Но сегодня он впервые не мог ни поддакивать, ни просто молчать. Жалость к юноше пересилила жалость к слепому отцу. Все разрушил этот человек вокруг себя — прочное семейное здание заменил карточным домиком с придуманной сироткой, но оставил ему господь в неисчерпаемой доброте своей среди всех мнимостей одну истинную ценность — благородного, умного, доброго сына. И с ним он разделался беспощадно. А за какие, спрашивается, грехи? На экзаменах провалился — с кем не бывало? Да и выдержал он нынче эти проклятые экзамены, аттестат получил. Танцевать любит? Тоже преступление! Сам нешто не отплясывал с девками на венской площади? Да что там танцы! А кто в Киеве, на Андреевском спуске, с саперными юнкерами в кровь дрался? Не из сплетен знал об этом Николай Петрович. Сам Лесков в некий добрый часто подкрепившись за ужином густым и пряным самосским вином, умиленно вспоминал о горячих днях своей юности, а потом добавил с улыбкой: «Иной раз обожрешься журнальной руганью и думаешь: чем на бумаге сквернословить, дал бы я Буренину и иже с ним по ремню с медной пряжкой, сам бы оплел десницу сыромятной кожей. А ну, выходи, кто кого? Покажи, чего стоишь! Руби в песи, круши в хузары! Ух, хорошо!» — И, схватив камышовую трость, принялся со свистом рассекать воздух, и лицо у него стало молодое и отчаянное, как в далекие киевские дни.

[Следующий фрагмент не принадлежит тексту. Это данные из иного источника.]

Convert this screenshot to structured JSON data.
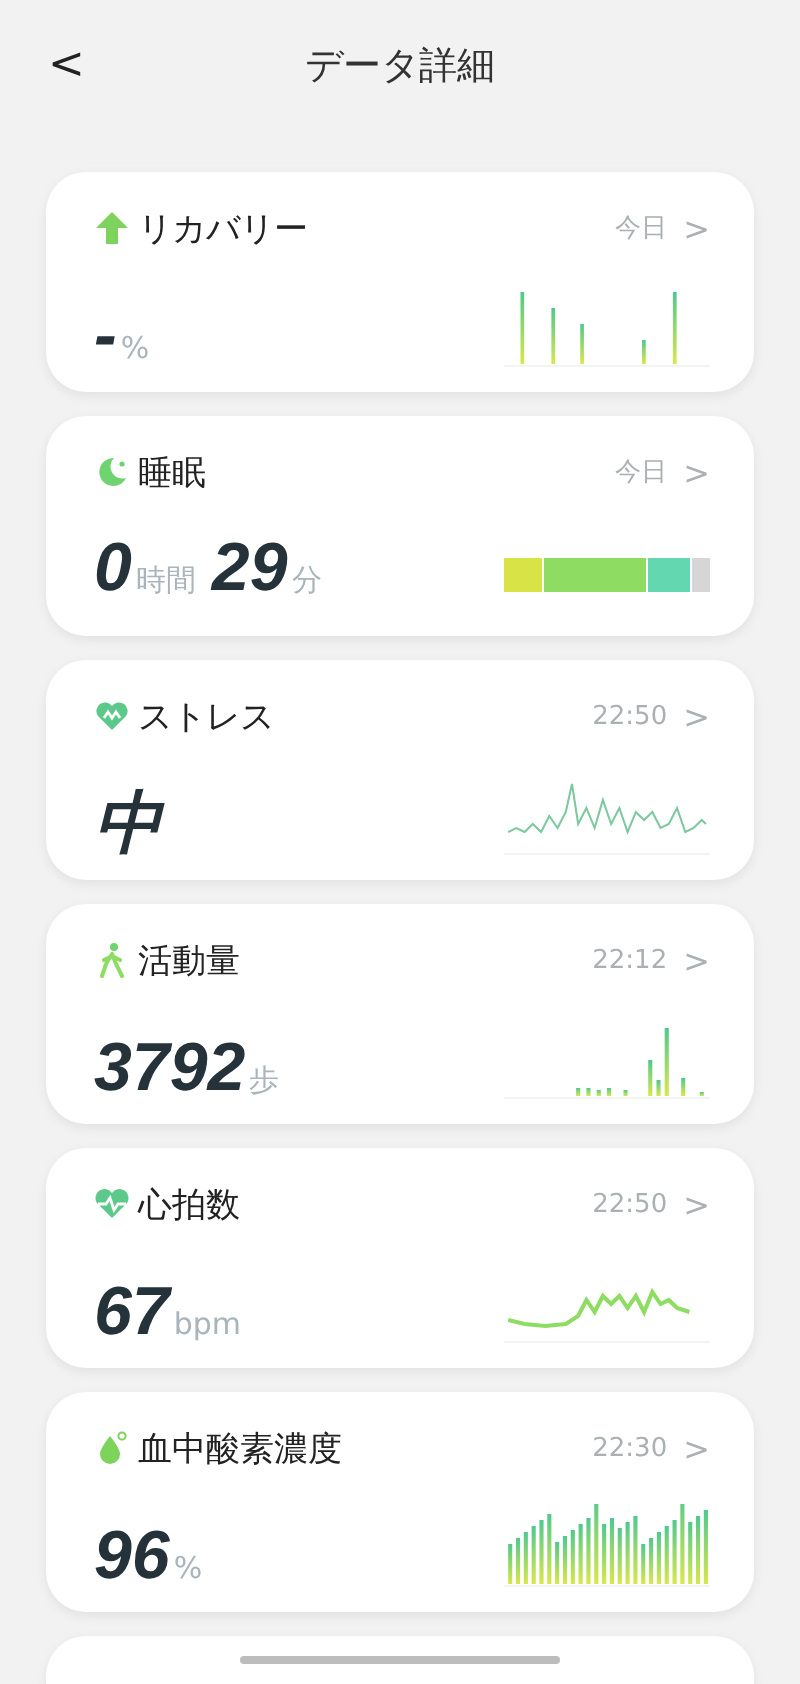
{
  "header": {
    "back": "<",
    "title": "データ詳細"
  },
  "cards": [
    {
      "kind": "recovery",
      "title": "リカバリー",
      "time": "今日",
      "chevron": ">",
      "value": [
        {
          "text": "-",
          "kind": "number"
        },
        {
          "text": "%",
          "kind": "unit"
        }
      ]
    },
    {
      "kind": "sleep",
      "title": "睡眠",
      "time": "今日",
      "chevron": ">",
      "value": [
        {
          "text": "0",
          "kind": "number"
        },
        {
          "text": "時間",
          "kind": "unit"
        },
        {
          "text": "29",
          "kind": "number"
        },
        {
          "text": "分",
          "kind": "unit"
        }
      ],
      "sleep_stages": [
        {
          "color": "#d8e346"
        },
        {
          "color": "#8edc62"
        },
        {
          "color": "#63d8b0"
        },
        {
          "color": "#d6d6d6"
        }
      ]
    },
    {
      "kind": "stress",
      "title": "ストレス",
      "time": "22:50",
      "chevron": ">",
      "value": [
        {
          "text": "中",
          "kind": "number"
        }
      ]
    },
    {
      "kind": "activity",
      "title": "活動量",
      "time": "22:12",
      "chevron": ">",
      "value": [
        {
          "text": "3792",
          "kind": "number"
        },
        {
          "text": "歩",
          "kind": "unit"
        }
      ]
    },
    {
      "kind": "heart",
      "title": "心拍数",
      "time": "22:50",
      "chevron": ">",
      "value": [
        {
          "text": "67",
          "kind": "number"
        },
        {
          "text": "bpm",
          "kind": "unit"
        }
      ]
    },
    {
      "kind": "spo2",
      "title": "血中酸素濃度",
      "time": "22:30",
      "chevron": ">",
      "value": [
        {
          "text": "96",
          "kind": "number"
        },
        {
          "text": "%",
          "kind": "unit"
        }
      ]
    }
  ]
}
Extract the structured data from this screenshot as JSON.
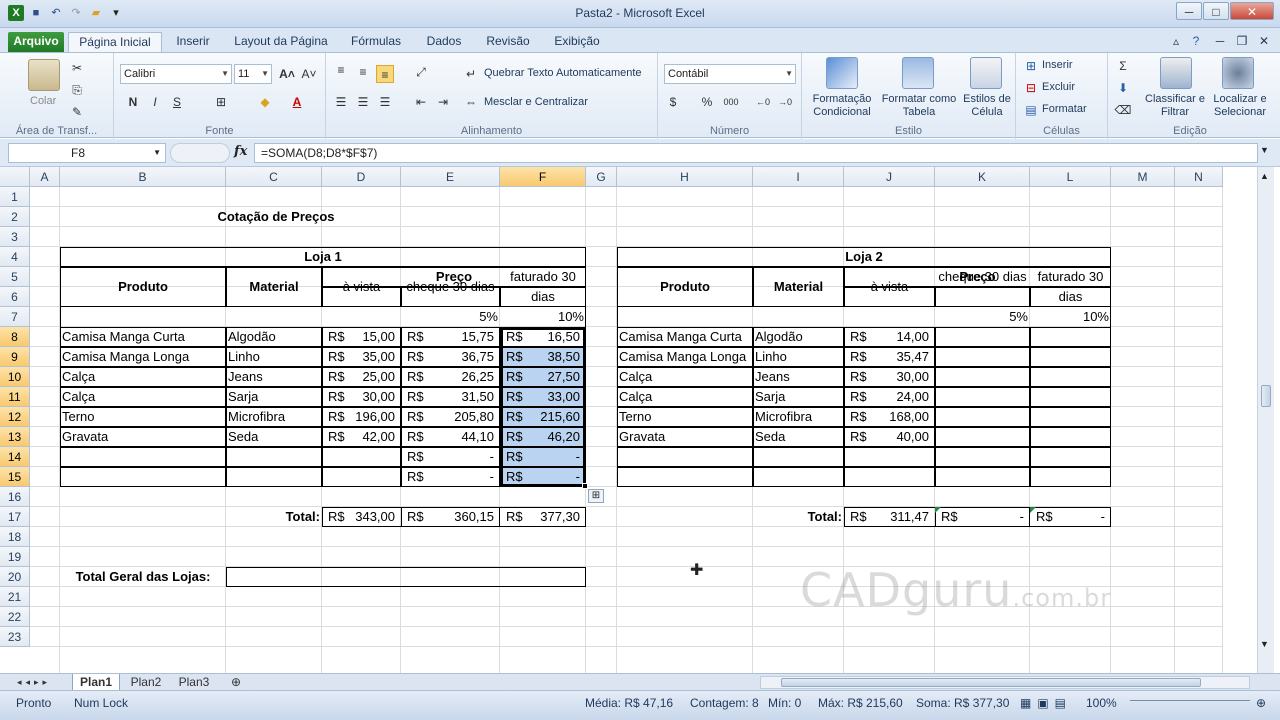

Впервые осмелился Николай Петрович выразить неодобрение поступку Лескова. Он думал, что скорый на расправу шурин попросту выставит его за дверь, но у того, видать, были иные намерения. Вообще-то не слишком нуждающийся в одобрении окружающих, он почему-то на этот раз хотел склонить зятя к моральному соучастию в учиненной расправе над сыном. Так во всяком случае, расценил его околичности Крохин. И когда возникла пауза, он сказал с тихим упорством:
— Уволь, Николай Семеныч, чужому человеку нечего меж отцом и сыном встревать.
— «Встревать»? — гневно повторил Лесков. — Кто тебя просит встревать?.. Ты рядом стой, со мной рядом.
— Уволь… — пробормотал Крохин.
Окажись в Лескове раскаяние, боль, он бы немедленно пожалел его своим большим и тихим сердцем, но тот, похоже, не только не раскаивался, а торжествовал, будто подвиг какой совершил. Мелькнувшая было в нем грусть истаяла без следа. Не оправдания, не одобрения ждал старый печенег, а восхищения своей лютостью.
— Да что ты заладил «уволь», «уволь»!.. Не уволю! — зять попробовал бунтовать, а всякий бунт следует подавлять в зародыше. — Вот что, завтра ты сам отправишь его в Киев.
— Господь с тобой!.. — через силу прошептал Крохин. — Подумал бы…
Глаза Лескова метнули черное пламя.
— Из Ура Халдейского в Месопотамию посылаю я негодного сына к дяде его Левану, ибо забаловался он и обманывал меня, облекаясь шкурой козьей, — произнес он со смаком.
«Все кончено, — подумал Крохин. — Для дикого и несообразного поступка уже найдена библейская формула. Слабому зрением, но твердому нравом Исааку уподобил себя безжалостный отец. Бедный, бедный Дронушка!»
— Ну, я пошел, — сказал он, подымаясь.
— Оставайся, пообедаем. Предложу тебе тельца упитанного, хотя сам от него вкушать не стану, ибо не приемлю в пищу трупов.
— Не могу. Жена ждет.
— Ах ты фетюк! — рассвирепел Лесков, не знавший для мужчины более зазорного слова.
Но с Крохина обидное прозвище стекло как с гуся вода.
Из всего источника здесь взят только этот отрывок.